水波を救出に向かう達也は、パラサイトが乗る駆逐艦「シュバリエ」の甲板に降り立ち、アンタレスおよびサルガスと対峙した。
・二人は「ニュクス」や獣の幻影で精神を食いちぎる魔法「イケロス」を放つが、達也は発動過程の情報を読み取り「術式解散(グラム・ディスパージョン)」で即座に無効化した。
・達也は「雲散霧消(ミスト・ディスパージョン)」で二人の肉体を消滅させる。
・続いて、露出したパラサイト本体(霊子情報体)に対し、新魔法「アストラル・ディスパージョン」を発動した。
この魔法は、精神体がこの世界に存在するための足場(想子情報体の支持構造)を分解するものである。これにより二体のパラサイトはこの世界から完全に追放・消滅させられ、一連の死闘は幕を閉じた。
藤林響子の勧誘
『魔法科高校の劣等生』第30巻における、四葉真夜による藤林響子の勧誘について、その背景や響子の葛藤、そして真夜の真の狙いを解説する。
九島烈の葬儀と藤林家の孤立
九島烈の葬儀後の会食の場で、藤林響子は強い疎外感と無力感に苦しんでいた。
・父である藤林長正が司波達也の追跡を妨害し、九島光宣の逃亡を助けたため、藤林家は親族から距離を置かれ、手伝いすら断られていた。
・いたたまれなくなった響子は、会場を後にしようとしていた四葉真夜に声を掛け、場所を移して父の裏切りを謝罪した。

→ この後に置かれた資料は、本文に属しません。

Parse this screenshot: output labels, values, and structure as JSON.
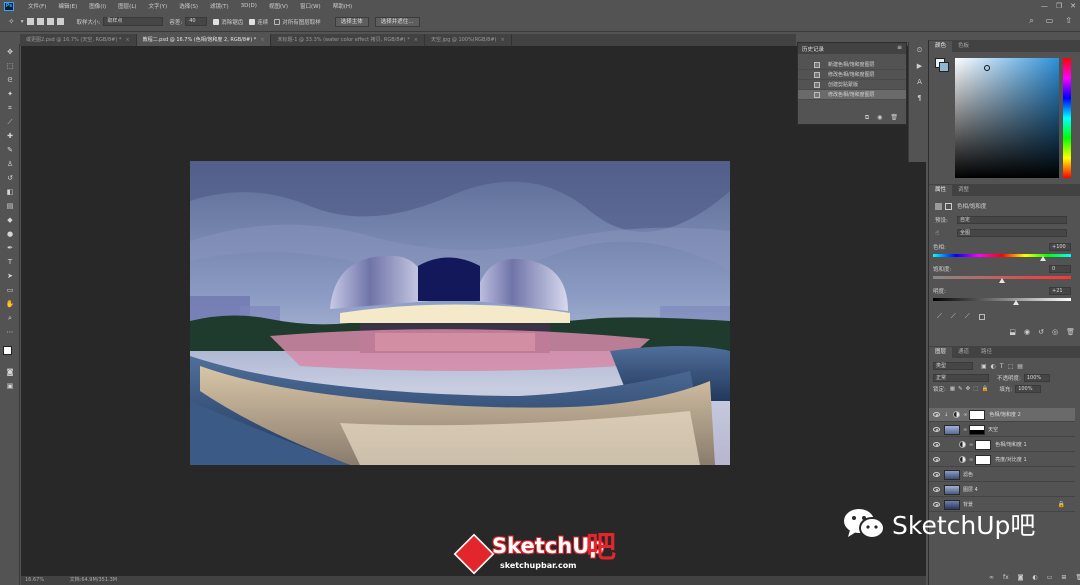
{
  "app": {
    "logo": "Ps"
  },
  "menu": [
    "文件(F)",
    "编辑(E)",
    "图像(I)",
    "图层(L)",
    "文字(Y)",
    "选择(S)",
    "滤镜(T)",
    "3D(D)",
    "视图(V)",
    "窗口(W)",
    "帮助(H)"
  ],
  "window_controls": {
    "minimize": "—",
    "restore": "❐",
    "close": "✕"
  },
  "options": {
    "sample_size_label": "取样大小:",
    "sample_size_value": "取样点",
    "tolerance_label": "容差:",
    "tolerance_value": "40",
    "antialias_label": "消除锯齿",
    "contiguous_label": "连续",
    "sample_all_label": "对所有图层取样",
    "select_subject_button": "选择主体",
    "select_mask_button": "选择并遮住..."
  },
  "tabs": [
    {
      "label": "或更图2.psd @ 16.7% (天空, RGB/8#) *",
      "active": false
    },
    {
      "label": "教程二.psd @ 16.7% (色相/饱和度 2, RGB/8#) *",
      "active": true
    },
    {
      "label": "未标题-1 @ 33.3% (water color effect 拷贝, RGB/8#) *",
      "active": false
    },
    {
      "label": "天空.jpg @ 100%(RGB/8#)",
      "active": false
    }
  ],
  "tab_close": "×",
  "status": {
    "zoom": "16.67%",
    "doc": "文档:64.9M/351.3M"
  },
  "history": {
    "title": "历史记录",
    "items": [
      {
        "label": "新建色相/饱和度图层",
        "selected": false
      },
      {
        "label": "修改色相/饱和度图层",
        "selected": false
      },
      {
        "label": "创建剪贴蒙版",
        "selected": false
      },
      {
        "label": "修改色相/饱和度图层",
        "selected": true
      }
    ]
  },
  "color_panel": {
    "tabs": [
      "颜色",
      "色板"
    ]
  },
  "properties": {
    "tabs": [
      "属性",
      "调整"
    ],
    "heading": "色相/饱和度",
    "preset_label": "预设:",
    "preset_value": "自定",
    "channel_value": "全图",
    "hue_label": "色相:",
    "hue_value": "+100",
    "sat_label": "饱和度:",
    "sat_value": "0",
    "light_label": "明度:",
    "light_value": "+21",
    "hue_level": 0.8,
    "sat_level": 0.5,
    "light_level": 0.6
  },
  "layers_panel": {
    "tabs": [
      "图层",
      "通道",
      "路径"
    ],
    "kind_label": "类型",
    "blend_mode": "正常",
    "opacity_label": "不透明度:",
    "opacity_value": "100%",
    "lock_label": "锁定:",
    "fill_label": "填充:",
    "fill_value": "100%",
    "layers": [
      {
        "name": "色相/饱和度 2",
        "type": "adjustment",
        "selected": true
      },
      {
        "name": "天空",
        "type": "image-mask",
        "selected": false
      },
      {
        "name": "色相/饱和度 1",
        "type": "adjustment",
        "selected": false
      },
      {
        "name": "亮度/对比度 1",
        "type": "adjustment",
        "selected": false
      },
      {
        "name": "滤色",
        "type": "image",
        "selected": false
      },
      {
        "name": "图层 4",
        "type": "image",
        "selected": false
      },
      {
        "name": "背景",
        "type": "image",
        "selected": false
      }
    ]
  },
  "watermark": {
    "wechat": "SketchUp吧",
    "brand": "SketchUp",
    "brand_char": "吧",
    "url": "sketchupbar.com"
  },
  "colors": {
    "accent": "#31a8ff",
    "panel": "#535353",
    "canvas": "#282828",
    "brand_red": "#e3262b"
  }
}
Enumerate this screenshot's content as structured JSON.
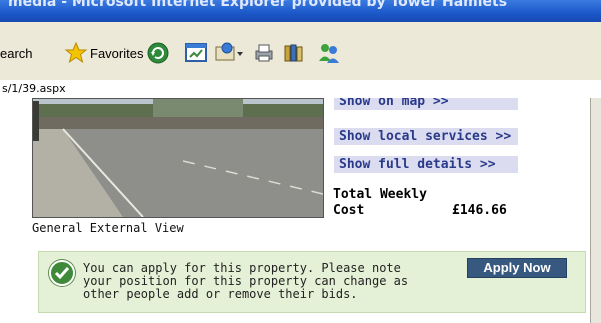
{
  "window": {
    "title": "media - Microsoft Internet Explorer provided by Tower Hamlets"
  },
  "toolbar": {
    "search_label": "earch",
    "favorites_label": "Favorites"
  },
  "address": {
    "url": "s/1/39.aspx"
  },
  "property": {
    "photo_caption": "General External View",
    "links": {
      "map": "Show on map >>",
      "local_services": "Show local services >>",
      "full_details": "Show full details >>"
    },
    "cost_label_line1": "Total Weekly",
    "cost_label_line2": "Cost",
    "cost_value": "£146.66"
  },
  "notice": {
    "text": "You can apply for this property. Please note your position for this property can change as other people add or remove their bids.",
    "apply_button": "Apply Now"
  },
  "colors": {
    "link_bg": "#dcdcf0",
    "link_text": "#2a3a8a",
    "notice_bg": "#e5f1d6",
    "button_bg": "#37587f"
  }
}
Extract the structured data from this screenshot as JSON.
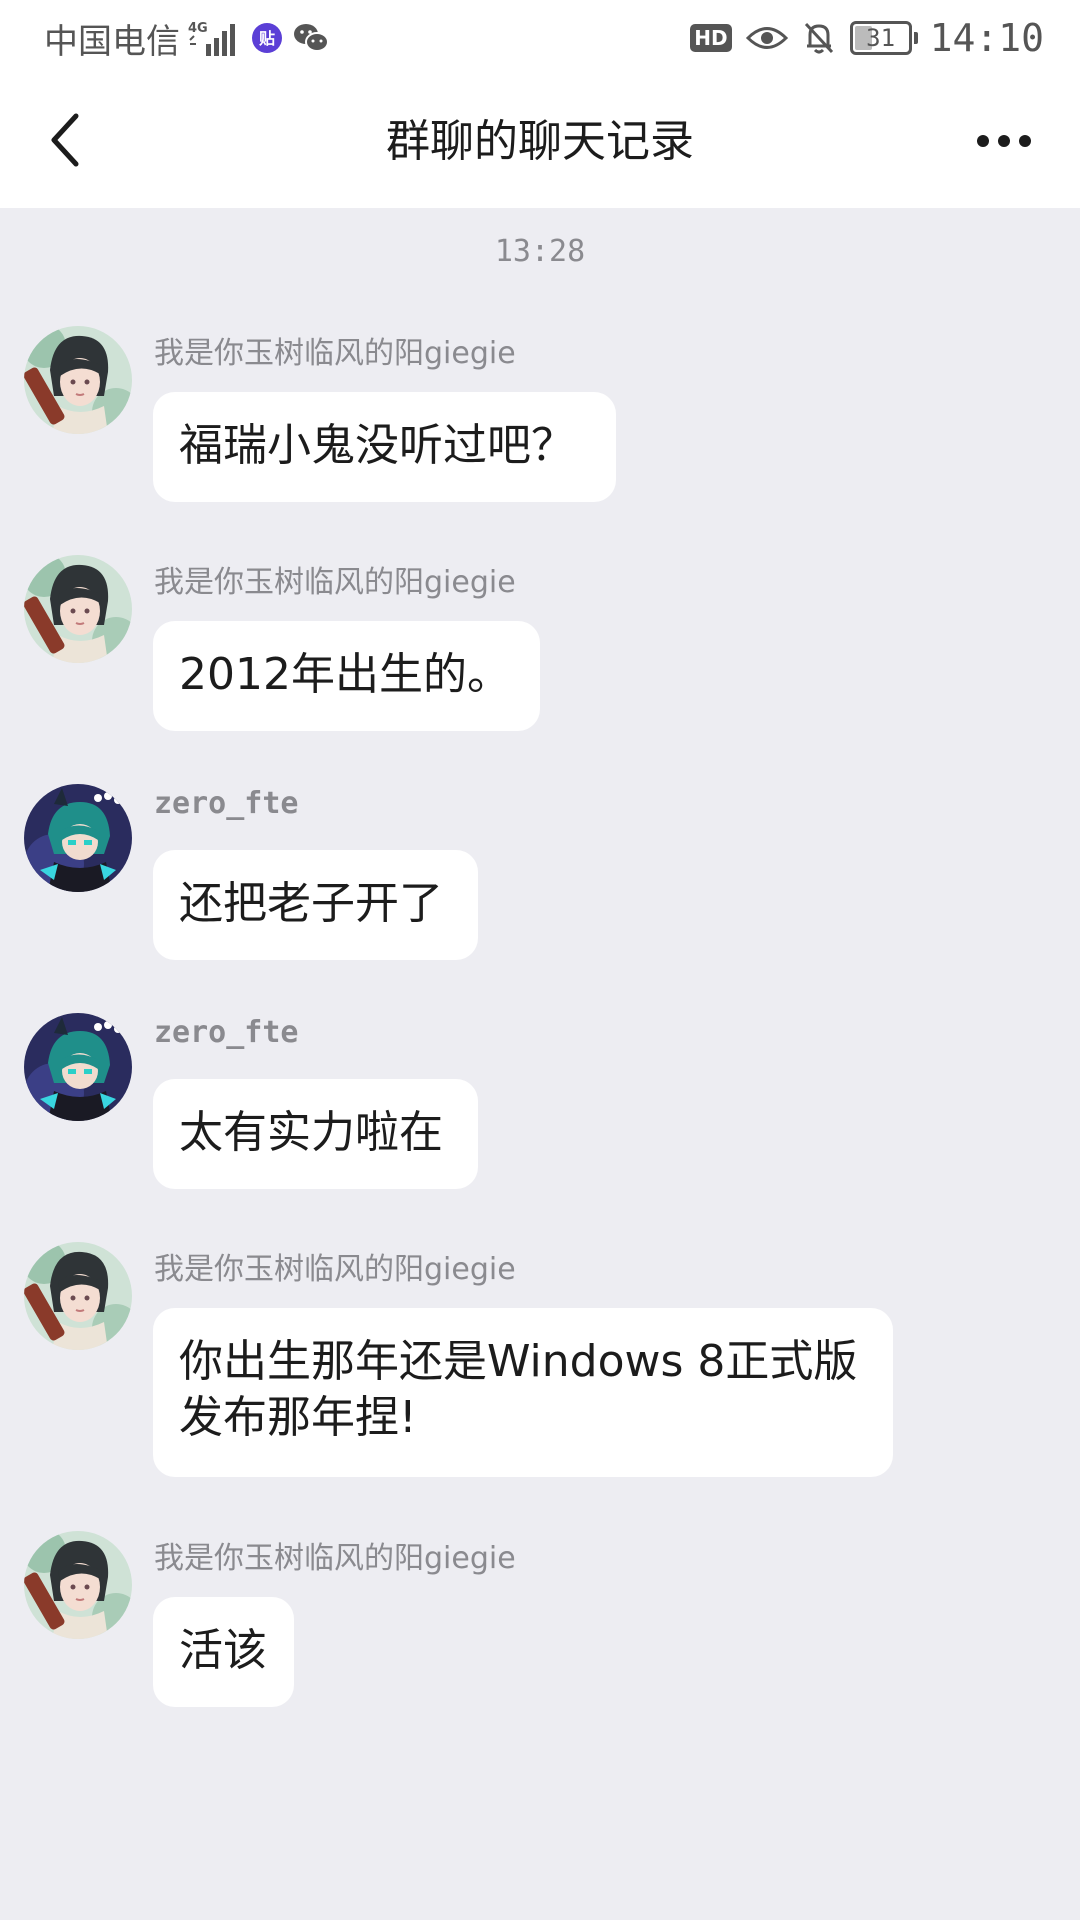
{
  "status_bar": {
    "carrier": "中国电信",
    "network": "4G",
    "hd_label": "HD",
    "battery_level": "31",
    "time": "14:10",
    "icons": [
      "signal-icon",
      "tieba-icon",
      "wechat-icon",
      "hd-icon",
      "eye-icon",
      "mute-bell-icon",
      "battery-icon"
    ]
  },
  "nav": {
    "title": "群聊的聊天记录",
    "back_icon": "chevron-left-icon",
    "more_icon": "more-dots-icon"
  },
  "chat": {
    "timestamp": "13:28",
    "messages": [
      {
        "sender": "我是你玉树临风的阳giegie",
        "avatar": "avatar-yang",
        "text": "福瑞小鬼没听过吧？"
      },
      {
        "sender": "我是你玉树临风的阳giegie",
        "avatar": "avatar-yang",
        "text": "2012年出生的。"
      },
      {
        "sender": "zero_fte",
        "avatar": "avatar-zero",
        "text": "还把老子开了"
      },
      {
        "sender": "zero_fte",
        "avatar": "avatar-zero",
        "text": "太有实力啦在"
      },
      {
        "sender": "我是你玉树临风的阳giegie",
        "avatar": "avatar-yang",
        "text": "你出生那年还是Windows 8正式版发布那年捏!"
      },
      {
        "sender": "我是你玉树临风的阳giegie",
        "avatar": "avatar-yang",
        "text": "活该"
      }
    ]
  },
  "colors": {
    "background": "#ededf2",
    "bubble": "#ffffff",
    "secondary_text": "#8a8a8f"
  }
}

・しかし真夜は、長正はすでに重傷を負うという罰を受けており、水波が連れ去られたのも長正だけの責任ではないとして、響子が気に病む必要はないと優しく慰めた。
真夜による突然のスカウトと才能への評価
謝罪が終わった後、真夜は響子に対し「私は、惜しいと思っています」と切り出し、軍を円満に退役してFLTなど四葉家所有の企業に就職しないかと勧誘した。
・真夜は、響子が電子情報ネットワークに魔法で直接干渉できるという特異な能力を高く評価していた。
・魔法の可能性を広げるほどの才能を、軍事情報の収集や操作だけに使うのは惜しいと説き、民間の魔法師として自由に能力を発揮する道を示した。
響子の葛藤と保留
元々魔法研究者を志していた響子は、真夜の言葉に強く揺さぶられることとなる。
・婚約者の戦死を切っ掛けに軍人となった響子であったが、近年は上官である佐伯少将の違法性の強い命令に疑問を抱くようになっていた。
・真夜の誘いを受けたことで、響子は自分が軍人を続ける動機がすでに乏しくなっていることに気付かされた。
・結果として彼女は誘いを即座には拒絶できず、「少し考えさせてください」と回答を保留した。
まとめ:佐伯少将の力を削ぐ真夜の真の狙い
響子が去った後、真夜は側近の葉山忠教に対し、この勧誘が本気のものであると明かした。もちろん響子に情報ネットワークの解明という魔法研究を行わせる意図もあったが、真夜の最大の狙いは別に存在していた。
・真夜は響子の高度な情報収集・操作能力を敵に回すと厄介だと警戒していた。
・特に佐伯少将が不穏な動きを見せる中で、響子を軍から引き離すことに大きな意味を見出していた。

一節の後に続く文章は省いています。